Banks remembered that from their marriage. Whenever Sandra couldn’t deal with a situation emotionally, she would just sort of turn off. Sometimes she would even fall asleep in the middle of an argument. It used to infuriate him. “I don’t hate her,” he said.

“Well, that’s how she feels.”

“It’s a funny turn of events, isn’t it, my own daughter giving me advice on marital relationships?”

“I don’t have any advice to give. And you’re not married anymore. That’s the problem. How’s your girlfriend?”

“Michelle? She’s fine.”

“Seen her lately?”

“No. We’ve both been too busy.”

“There you go, then.”

“And what’s that supposed to mean?”

“Dad, you’ve got to make time to have a life. Stop and smell the roses. You can’t just… Oh, I don’t know. What’s the point?”

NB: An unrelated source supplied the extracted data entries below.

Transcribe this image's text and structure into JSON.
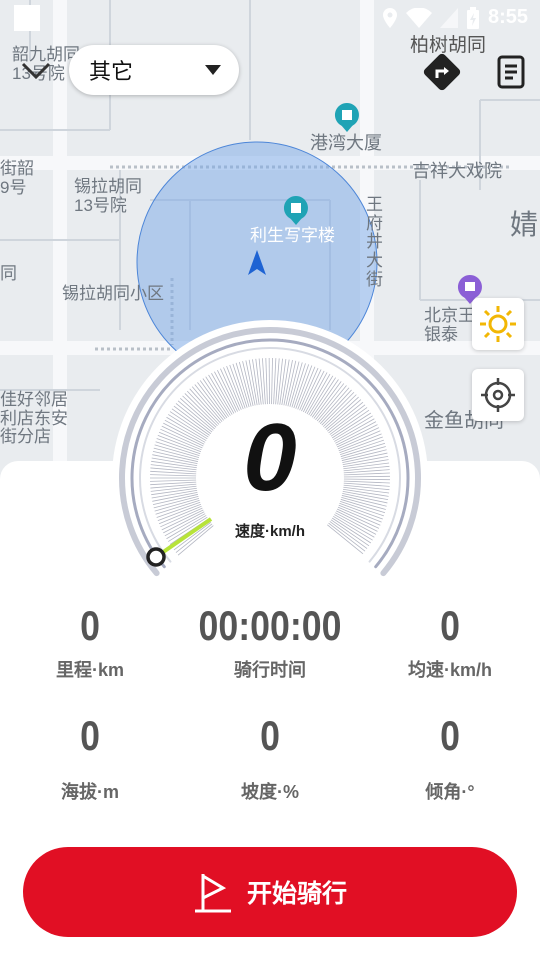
{
  "status_bar": {
    "time": "8:55"
  },
  "header": {
    "sport_select": "其它"
  },
  "map_labels": {
    "l1": "韶九胡同\n13号院",
    "l2": "柏树胡同",
    "l3": "港湾大厦",
    "l4": "吉祥大戏院",
    "l5": "锡拉胡同\n13号院",
    "l6": "利生写字楼",
    "l7": "王\n府\n井\n大\n街",
    "l8": "锡拉胡同小区",
    "l9": "北京王\n银泰",
    "l10": "佳好邻居\n利店东安\n街分店",
    "l11": "金鱼胡同",
    "l12": "街韶\n9号",
    "l13": "同",
    "l14": "婧"
  },
  "speed": {
    "value": "0",
    "unit": "速度·km/h"
  },
  "stats": [
    {
      "value": "0",
      "label": "里程·km"
    },
    {
      "value": "00:00:00",
      "label": "骑行时间"
    },
    {
      "value": "0",
      "label": "均速·km/h"
    },
    {
      "value": "0",
      "label": "海拔·m"
    },
    {
      "value": "0",
      "label": "坡度·%"
    },
    {
      "value": "0",
      "label": "倾角·°"
    }
  ],
  "start_button": {
    "label": "开始骑行"
  },
  "colors": {
    "accent": "#e10f24",
    "map_bg": "#e8ecf0",
    "location_circle": "#7aa8e8"
  }
}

“I stopped to smell the roses last summer,” Banks said. “But it didn’t last.” He remembered the two weeks of bliss he had spent on a Greek island, the sun, the light on white and blue planes of the houses straggling down the hill, scents of lavender, thyme, oregano, a whiff of dead fish and salt spray. He also remembered how restless he had felt and how, though it seemed a great wrench at the time, he was secretly pleased to feel himself being called back home to a case. And to the lovely Michelle Hart. How he wished she were with him tonight, but he wasn’t going to let his daughter in on his longings.

“That was because you came running back to get involved in another case,” Tracy said.

“Tracy, Graham Marshall was an old friend of mine. How could I-”

“Oh, I know. I’m not saying you shouldn’t have come back. Of course I’m not. But remember the time before, when we were supposed to be going to Paris for the weekend, and you went off searching for Jimmy Riddle’s runaway daughter instead? There’s always something. Always will be. You just have to… I mean, you can’t solve the world’s problems single-handedly. You’re not the only detective in the country, you know. Sometimes I think you just use your job to hide yourself from yourself. And from everybody else.”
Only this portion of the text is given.